Reading this book makes it seem perfectly natural to learn from our waking experiences as we learn from our dreams. Using examples from the lives of real people facing real challenges, Newman explores creative ways of coping with unpleasant situations (such as getting a parking ticket), working through interpersonal conflict, and expanding opportunities for spiritual growth. She draws on some essential Buddhist wisdom about relating directly to our experience, which can be useful both in the practice of lucid dreaming and in “lucid waking”:
“Buddhist mindfulness is, in essence, a practice of bringing lucidity to our waking life. Developing mindfulness, as a matter of fact, is very similar to developing dream lucidity.”

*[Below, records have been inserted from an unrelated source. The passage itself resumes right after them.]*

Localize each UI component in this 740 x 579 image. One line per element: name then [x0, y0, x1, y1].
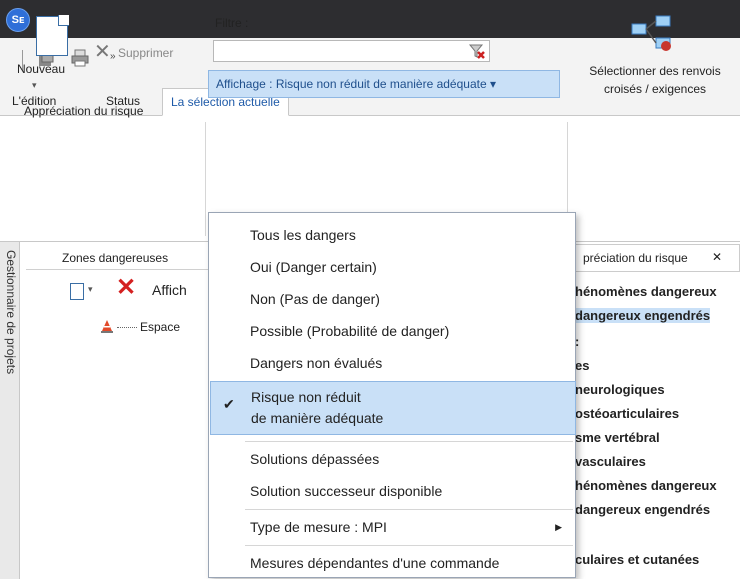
menu-item-label: Risque non réduit	[251, 389, 361, 405]
affichage-dropdown[interactable]: Affichage : Risque non réduit de manière…	[208, 70, 560, 98]
warning-cone-icon	[101, 320, 113, 333]
list-item[interactable]: culaires et cutanées	[575, 552, 699, 567]
list-item[interactable]: hénomènes dangereux	[575, 478, 717, 493]
list-item[interactable]: hénomènes dangereux	[575, 284, 717, 299]
sidebar-label: Gestionnaire de projets	[4, 250, 18, 375]
app-logo[interactable]: Sᴇ	[6, 8, 30, 32]
clear-filter-icon[interactable]	[468, 42, 486, 60]
list-item[interactable]: es	[575, 358, 589, 373]
group-label-appreciation: Appréciation du risque	[24, 104, 144, 118]
menu-item-mesures-dependantes[interactable]: Mesures dépendantes d'une commande	[210, 549, 576, 577]
affichage-menu: Tous les dangers Oui (Danger certain) No…	[208, 212, 576, 578]
tree-connector	[117, 327, 137, 328]
list-item[interactable]: vasculaires	[575, 454, 646, 469]
delete-icon[interactable]: ✕	[94, 42, 114, 62]
checkmark-icon: ✔	[223, 396, 235, 412]
menu-item-type-de-mesure[interactable]: Type de mesure : MPI ▶	[210, 513, 576, 541]
menu-separator	[245, 441, 573, 442]
menu-item-possible[interactable]: Possible (Probabilité de danger)	[210, 317, 576, 345]
menu-separator	[245, 509, 573, 510]
list-item[interactable]: neurologiques	[575, 382, 665, 397]
menu-item-non[interactable]: Non (Pas de danger)	[210, 285, 576, 313]
project-manager-sidebar[interactable]: Gestionnaire de projets	[0, 242, 20, 579]
close-icon[interactable]: ✕	[712, 250, 722, 264]
group-separator	[205, 122, 206, 236]
cross-reference-icon[interactable]	[630, 14, 678, 54]
delete-item-icon[interactable]: ✕	[116, 276, 136, 300]
title-bar	[0, 0, 740, 38]
new-button-label[interactable]: Nouveau	[6, 62, 76, 76]
appreciation-tab-label: préciation du risque	[583, 251, 688, 265]
menu-item-solution-successeur[interactable]: Solution successeur disponible	[210, 477, 576, 505]
filter-label: Filtre :	[215, 16, 249, 30]
list-item[interactable]: sme vertébral	[575, 430, 660, 445]
list-item[interactable]: dangereux engendrés	[575, 308, 711, 323]
menu-item-label: Type de mesure : MPI	[250, 519, 387, 535]
menu-item-risque-non-reduit[interactable]: ✔ Risque non réduit de manière adéquate	[210, 381, 576, 435]
list-item[interactable]: ostéoarticulaires	[575, 406, 679, 421]
menu-item-non-evalues[interactable]: Dangers non évalués	[210, 349, 576, 377]
zones-title[interactable]: Zones dangereuses	[62, 251, 168, 265]
new-item-icon[interactable]	[70, 283, 84, 300]
menu-item-tous-les-dangers[interactable]: Tous les dangers	[210, 221, 576, 249]
tree-item-espace[interactable]: Espace	[140, 320, 180, 334]
menu-item-oui[interactable]: Oui (Danger certain)	[210, 253, 576, 281]
list-item[interactable]: dangereux engendrés	[575, 502, 710, 517]
crossref-label-line1: Sélectionner des renvois	[589, 64, 721, 78]
new-document-icon[interactable]	[36, 15, 69, 56]
chevron-down-icon[interactable]: ▾	[32, 80, 37, 91]
delete-button[interactable]: Supprimer	[118, 46, 173, 60]
submenu-arrow-icon: ▶	[555, 522, 562, 532]
affichage-button[interactable]: Affich	[152, 282, 187, 298]
menu-item-label: de manière adéquate	[251, 410, 384, 426]
chevron-down-icon[interactable]: ▾	[88, 284, 93, 295]
menu-item-solutions-depassees[interactable]: Solutions dépassées	[210, 445, 576, 473]
filter-input[interactable]	[213, 40, 490, 62]
crossref-label-line2: croisés / exigences	[603, 82, 707, 96]
menu-separator	[245, 545, 573, 546]
crossref-button[interactable]: Sélectionner des renvois croisés / exige…	[566, 62, 740, 98]
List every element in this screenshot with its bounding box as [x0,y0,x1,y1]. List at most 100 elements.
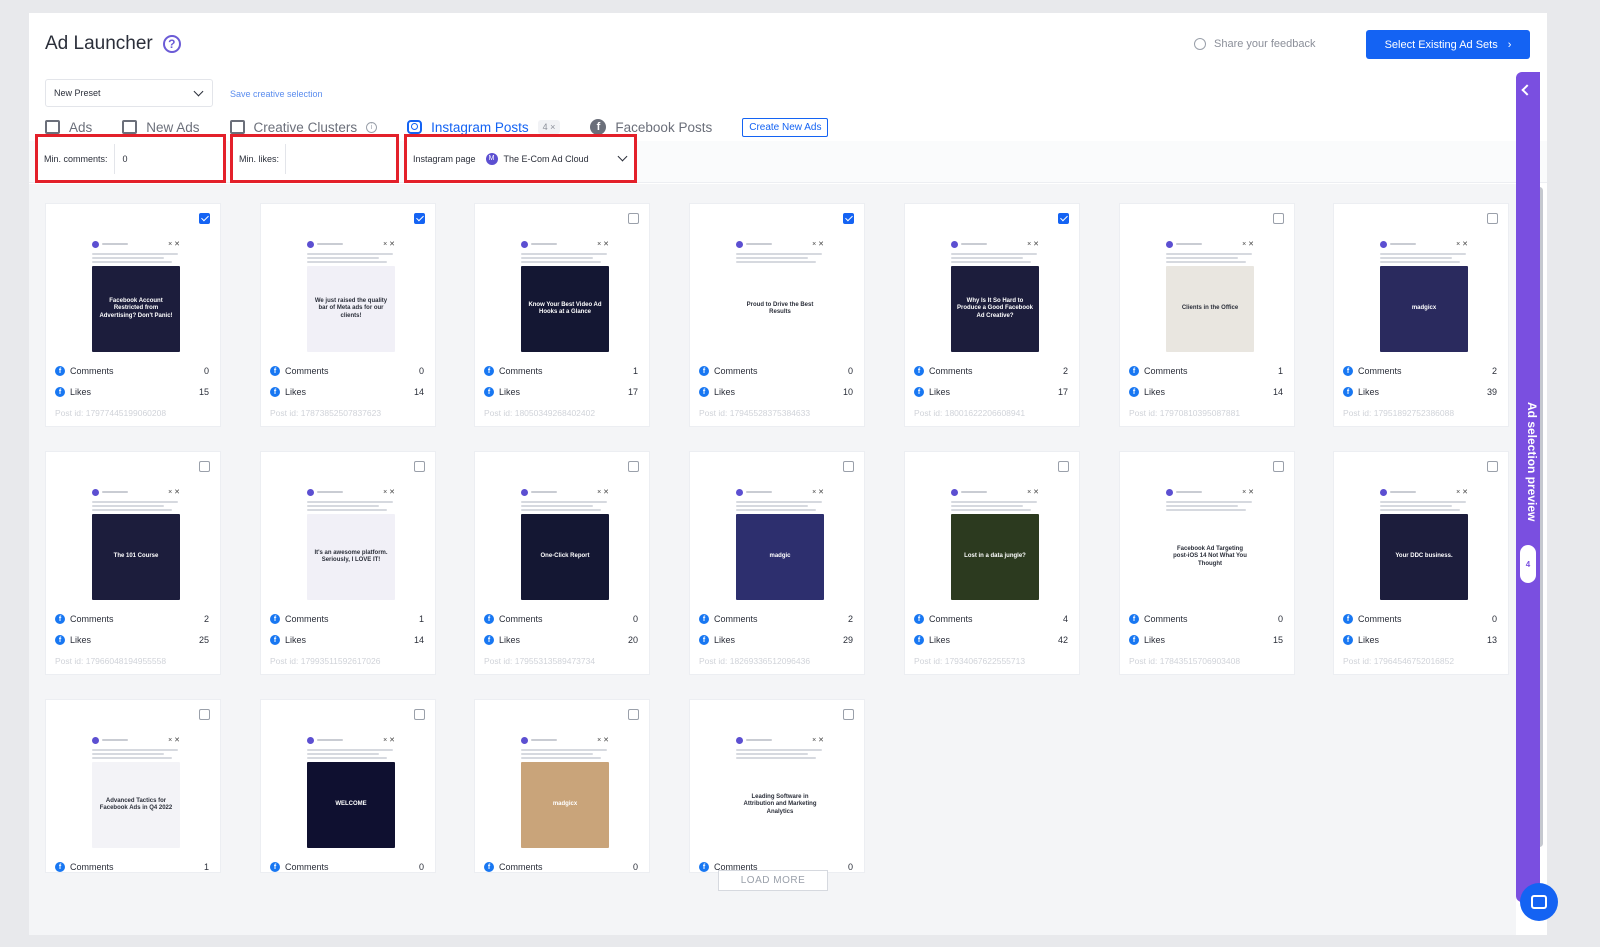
post-text-lines [521,501,609,511]
facebook-icon: f [699,862,709,872]
facebook-icon: f [699,366,709,376]
post-author-line [102,243,128,245]
post-author-line [531,243,557,245]
instagram-page-select[interactable]: M The E-Com Ad Cloud [485,151,634,165]
select-checkbox[interactable] [414,213,425,224]
post-card[interactable]: × ✕ madgicx f Comments 0 [474,699,650,873]
madgicx-logo-icon [521,736,528,744]
select-checkbox[interactable] [1273,461,1284,472]
post-card[interactable]: × ✕ Leading Software in Attribution and … [689,699,865,873]
facebook-icon: f [914,635,924,645]
select-checkbox[interactable] [1487,213,1498,224]
comments-count: 2 [847,614,853,624]
select-checkbox[interactable] [628,709,639,720]
min-likes-input[interactable] [285,143,396,174]
likes-row: f Likes 39 [1343,387,1497,397]
comments-count: 1 [203,862,209,872]
post-image: madgicx [521,762,609,848]
select-checkbox[interactable] [1273,213,1284,224]
tab-creative-clusters[interactable]: Creative Clusters i [229,119,378,135]
post-card[interactable]: × ✕ Advanced Tactics for Facebook Ads in… [45,699,221,873]
post-card[interactable]: × ✕ Know Your Best Video Ad Hooks at a G… [474,203,650,427]
post-card[interactable]: × ✕ Why Is It So Hard to Produce a Good … [904,203,1080,427]
post-id-value: 17873852507837623 [300,408,382,418]
close-icon: × ✕ [1242,489,1254,496]
select-checkbox[interactable] [843,709,854,720]
tab-ads[interactable]: Ads [45,120,92,135]
likes-count: 39 [1486,387,1497,397]
comments-row: f Comments 0 [270,366,424,376]
post-image-caption: We just raised the quality bar of Meta a… [314,298,388,319]
comments-label: Comments [499,862,543,872]
post-card[interactable]: × ✕ Facebook Ad Targeting post-iOS 14 No… [1119,451,1295,675]
tab-facebook-posts[interactable]: f Facebook Posts [590,119,712,135]
chat-support-button[interactable] [1520,883,1558,921]
chevron-right-icon: › [1507,38,1512,51]
select-checkbox[interactable] [843,213,854,224]
instagram-page-label: Instagram page [413,153,476,164]
post-card[interactable]: × ✕ The 101 Course f Comments 2 f Likes 25… [45,451,221,675]
share-feedback-button[interactable]: Share your feedback [1180,30,1330,58]
select-checkbox[interactable] [199,461,210,472]
post-id-prefix: Post id: [484,656,515,666]
likes-count: 14 [1272,387,1283,397]
create-new-ads-button[interactable]: Create New Ads [742,117,829,137]
post-card[interactable]: × ✕ Clients in the Office f Comments 1 fL… [1119,203,1295,427]
comments-count: 0 [1491,614,1497,624]
select-checkbox[interactable] [414,461,425,472]
select-existing-ad-sets-button[interactable]: Select Existing Ad Sets › [1366,30,1530,59]
info-icon[interactable]: i [366,121,378,133]
post-card[interactable]: × ✕ WELCOME f Comments 0 [260,699,436,873]
select-checkbox[interactable] [628,213,639,224]
post-card[interactable]: × ✕ Proud to Drive the Best Results f Com… [689,203,865,427]
tab-facebook-posts-label: Facebook Posts [615,119,713,135]
post-card[interactable]: × ✕ madgic f Comments 2 f Likes 29 Post id… [689,451,865,675]
select-checkbox[interactable] [843,461,854,472]
close-icon: × ✕ [383,241,395,248]
comments-label: Comments [285,614,329,624]
tab-new-ads[interactable]: New Ads [122,120,200,135]
post-card[interactable]: × ✕ One-Click Report f Comments 0 f Likes … [474,451,650,675]
preset-select[interactable]: New Preset [45,79,213,107]
select-checkbox[interactable] [414,709,425,720]
post-preview: × ✕ Why Is It So Hard to Produce a Good … [951,238,1039,358]
select-checkbox[interactable] [1487,461,1498,472]
select-checkbox[interactable] [1058,461,1069,472]
post-card[interactable]: × ✕ Your DDC business. f Comments 0 f Like… [1333,451,1509,675]
post-image: Know Your Best Video Ad Hooks at a Glanc… [521,266,609,352]
post-id-prefix: Post id: [1343,408,1374,418]
select-checkbox[interactable] [628,461,639,472]
post-author-line [317,739,343,741]
save-creative-selection-link[interactable]: Save creative selection [230,89,323,99]
post-card[interactable]: × ✕ Lost in a data jungle? f Comments 4 f… [904,451,1080,675]
post-card[interactable]: × ✕ We just raised the quality bar of Me… [260,203,436,427]
post-header: × ✕ [521,486,609,498]
post-image: Why Is It So Hard to Produce a Good Face… [951,266,1039,352]
select-checkbox[interactable] [199,709,210,720]
select-checkbox[interactable] [199,213,210,224]
select-checkbox[interactable] [1058,213,1069,224]
min-comments-input[interactable]: 0 [113,143,223,174]
ad-launcher-window: Ad Launcher ? Share your feedback Select… [29,13,1547,935]
post-id-prefix: Post id: [484,408,515,418]
share-feedback-label: Share your feedback [1214,38,1316,50]
comments-label: Comments [1144,366,1188,376]
help-icon[interactable]: ? [162,35,181,53]
post-header: × ✕ [1166,486,1254,498]
close-icon: × ✕ [812,241,824,248]
comments-row: f Comments 0 [1343,614,1497,624]
close-icon: × ✕ [1456,489,1468,496]
post-card[interactable]: × ✕ Facebook Account Restricted from Adv… [45,203,221,427]
tab-creative-clusters-label: Creative Clusters [253,119,358,135]
collapse-arrow-icon[interactable] [1521,84,1533,96]
post-card[interactable]: × ✕ madgicx f Comments 2 f Likes 39 Post i… [1333,203,1509,427]
post-card[interactable]: × ✕ It's an awesome platform. Seriously,… [260,451,436,675]
load-more-button[interactable]: LOAD MORE [718,870,828,891]
post-text-lines [1166,253,1254,263]
tab-instagram-posts[interactable]: Instagram Posts 4 × [407,120,561,146]
post-id-value: 17955313589473734 [514,656,596,666]
ad-selection-preview-label: Ad selection preview [1525,402,1539,522]
post-author-line [102,739,128,741]
post-text-lines [951,501,1039,511]
likes-label: Likes [714,635,736,645]
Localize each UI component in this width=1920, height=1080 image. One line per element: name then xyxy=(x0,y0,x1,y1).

In other words, when we become lucid in a dream, we “wake up” within the dream and become aware that we are dreaming, which opens up all kinds of new options for our responses to dream events. When we become mindful (or “lucid”) in waking life, we “wake up” to our immediate experience and become aware that this present moment offers far more possibilities than we had previously conceived. Either way, lucidity means that we are not limited by our habitual expectations and opinions, so we can relate to experiences as they unfold, with open eyes, heart and mind.
When I read Lucid Waking for the first time, I just skimmed the Appendices, but with my second reading I took a closer look and discovered that there are treasures here as well as in the rest of the book. The first Appendix describes how to apply dreamwork skills to waking experiences in a group context. I’ve found that this kind of work develops organically within my dream groups, because people bring waking experiences to share when they don’t remember a recent dream, and we sometimes also share creative projects (collage especially) and then explore these works of art and experience with the same eye to metaphor and projection as we’d use in unfolding a dream. Newman provides some great guidelines for doing this. And the second Appendix is fascinating, too—“Life as a Dream: Perspectives from Buddhism, Mysticism and Physics.” Both are well worth reading.
The whole book is filled with therapeutic tools and spiritual practices that have unlimited applications. It’s a resource that may help those who already value dreams to go further, and may give those who don’t (yet) value dreams a glimpse of how dreamwork can expand our waking lives.